En 1958, il a défendu sa thèse d’agrégation, et il est devenu chef du département d’Hématologie à la clinique médicale universitaire à Vienne.  Témoignage personnel d’un ex-étudiant en médecine des années 1960-63 (qui constituait les années cliniques de mes études à Vienne) : tous les étudiants ont fréquenté assidûment les cours de H. Braunsteiner (il a donné les chapitres d’hématologie et de rhumatologie à la place de titulaire), car il était réputé être le meilleur et le plus moderne de nos enseignants de la Médecine interne à Vienne à cette époque.

En avril 1964, il fut nommé titulaire de la Chaire de Médecine à l’Université d’Innsbruck, où il avait complètement transformé, modernisé et remodelé son institution, puis en tant que doyen de la Faculté de Médecine de la même Université, entre 1967 et 1972, il a mis sur pied un quinzaine de laboratoires spécialisés et reconstruit des Instituts de la plupart des Sciences fondamentales facultaires.

Parallèlement, il était Secrétaire général de la Société internationale d’Hématologie de 1964 à 1970.

Entre 1979 et 7981, il fut Recteur de l’Université d’Innsbruck.  Pendant cette même période, il a installé également le premier département de la transplantation de la moelle osseuse en Autriche et le premier service de cardiologie intensive.  Il a pris sa retraite en 1993. 

Il était Docteur honoris causa entre autres de l’Université Paris VII, D. Diderot, de l’Université de Munich, et de l’Université médicale Semmelweis de Budapest, de même que du « New York College of Medicine ».  Enfin, il était membre de  l’Académie allemande des Sciences « Léopoldina » (Halle), de l’Académie des Sciences d’Autriche et, comme je l’ai déjà dit, de notre Compagnie.

Il fut décoré de nombreuses distinctions honorifiques de l’Autriche, de la France et du Luxembourg.  Il est auteur de près de 500 publications parues dans les revues internationales, et il a publié de nombreux livres qui ont fait l’autorité au moment de leur parution, intéressant notamment les sujets hématologiques.

Il était un érudit de la littérature et un mélomane passionné, de plus, chasseur assidu.

Le Prof.
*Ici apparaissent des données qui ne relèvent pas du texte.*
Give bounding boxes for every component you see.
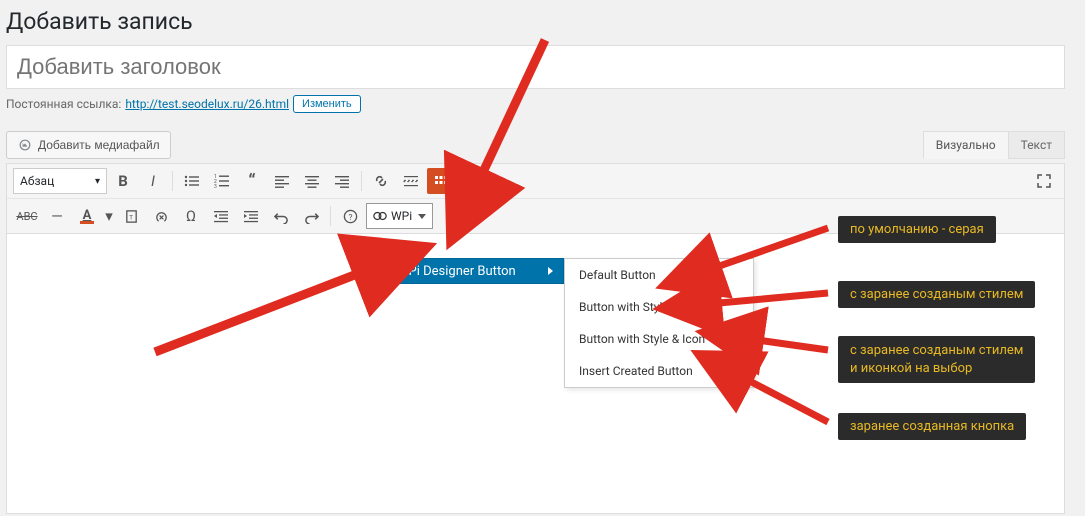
hr-button[interactable]: — (43, 203, 71, 229)
text-color-button[interactable]: A (73, 203, 101, 229)
outdent-button[interactable] (207, 203, 235, 229)
indent-button[interactable] (237, 203, 265, 229)
toolbar-separator (172, 171, 173, 191)
bold-button[interactable]: B (109, 168, 137, 194)
annotation-style-icon: с заранее созданым стилем и иконкой на в… (838, 336, 1035, 383)
link-button[interactable] (367, 168, 395, 194)
svg-text:?: ? (348, 212, 352, 222)
caret-down-icon (418, 214, 426, 219)
post-title-wrap (6, 45, 1065, 89)
clear-formatting-button[interactable] (147, 203, 175, 229)
align-left-button[interactable] (268, 168, 296, 194)
numbered-list-button[interactable]: 123 (208, 168, 236, 194)
chevron-right-icon (548, 267, 553, 275)
undo-button[interactable] (267, 203, 295, 229)
toolbar-separator (361, 171, 362, 191)
wpi-icon (373, 209, 387, 223)
bullet-list-button[interactable] (178, 168, 206, 194)
annotation-default: по умолчанию - серая (838, 216, 996, 243)
more-tag-button[interactable] (397, 168, 425, 194)
redo-button[interactable] (297, 203, 325, 229)
wpi-dropdown-label: WPi Designer Button (397, 264, 516, 279)
post-title-input[interactable] (7, 46, 1064, 88)
submenu-default-button[interactable]: Default Button (565, 259, 753, 291)
tab-text[interactable]: Текст (1008, 131, 1065, 159)
submenu-button-with-style[interactable]: Button with Style (565, 291, 753, 323)
svg-text:T: T (129, 213, 133, 221)
italic-button[interactable]: I (139, 168, 167, 194)
blockquote-button[interactable]: “ (238, 168, 266, 194)
annotation-created: заранее созданная кнопка (838, 413, 1026, 440)
special-char-button[interactable]: Ω (177, 203, 205, 229)
format-select[interactable]: Абзац▾ (13, 168, 107, 194)
align-center-button[interactable] (298, 168, 326, 194)
text-color-dropdown[interactable]: ▾ (103, 203, 115, 229)
page-title: Добавить запись (6, 0, 1065, 45)
tab-visual[interactable]: Визуально (923, 131, 1009, 159)
toolbar-toggle-button[interactable] (427, 168, 455, 194)
add-media-label: Добавить медиафайл (38, 138, 160, 152)
permalink-row: Постоянная ссылка: http://test.seodelux.… (6, 95, 1065, 113)
add-media-button[interactable]: Добавить медиафайл (6, 131, 171, 159)
strikethrough-button[interactable]: ABC (13, 203, 41, 229)
align-right-button[interactable] (328, 168, 356, 194)
submenu-insert-created-button[interactable]: Insert Created Button (565, 355, 753, 387)
wpi-label: WPi (391, 209, 412, 223)
svg-text:3: 3 (214, 184, 217, 189)
wpi-submenu: Default Button Button with Style Button … (564, 258, 754, 388)
wpi-dropdown-parent[interactable]: WPi Designer Button (386, 258, 564, 284)
help-button[interactable]: ? (336, 203, 364, 229)
media-icon (17, 137, 33, 153)
fullscreen-button[interactable] (1030, 168, 1058, 194)
submenu-button-with-style-icon[interactable]: Button with Style & Icon (565, 323, 753, 355)
wpi-designer-button[interactable]: WPi (366, 203, 433, 229)
permalink-edit-button[interactable]: Изменить (293, 95, 361, 113)
editor-tabs: Визуально Текст (924, 131, 1065, 159)
annotation-style: с заранее созданым стилем (838, 281, 1035, 308)
toolbar-separator (330, 206, 331, 226)
permalink-label: Постоянная ссылка: (6, 97, 121, 111)
permalink-url[interactable]: http://test.seodelux.ru/26.html (125, 97, 289, 111)
paste-text-button[interactable]: T (117, 203, 145, 229)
Braunsteiner est désormais entré dans le Panthéon des grands hématologues du 20ème siècle, à l’instar du Prof. J. Bernard, autre membre honoraire de notre Compagnie, récemment disparu.

En paraphrasant le grand dramaturge autrichien Franz Grillparzer – « Ein treuer Diener seines Herren » - il fut un fidèle serviteur de sa profession, de sa science et de sa condition socioculturelle, issue encore de l’esprit de l’Europe centrale, version autrichienne du début du 20ème siècle.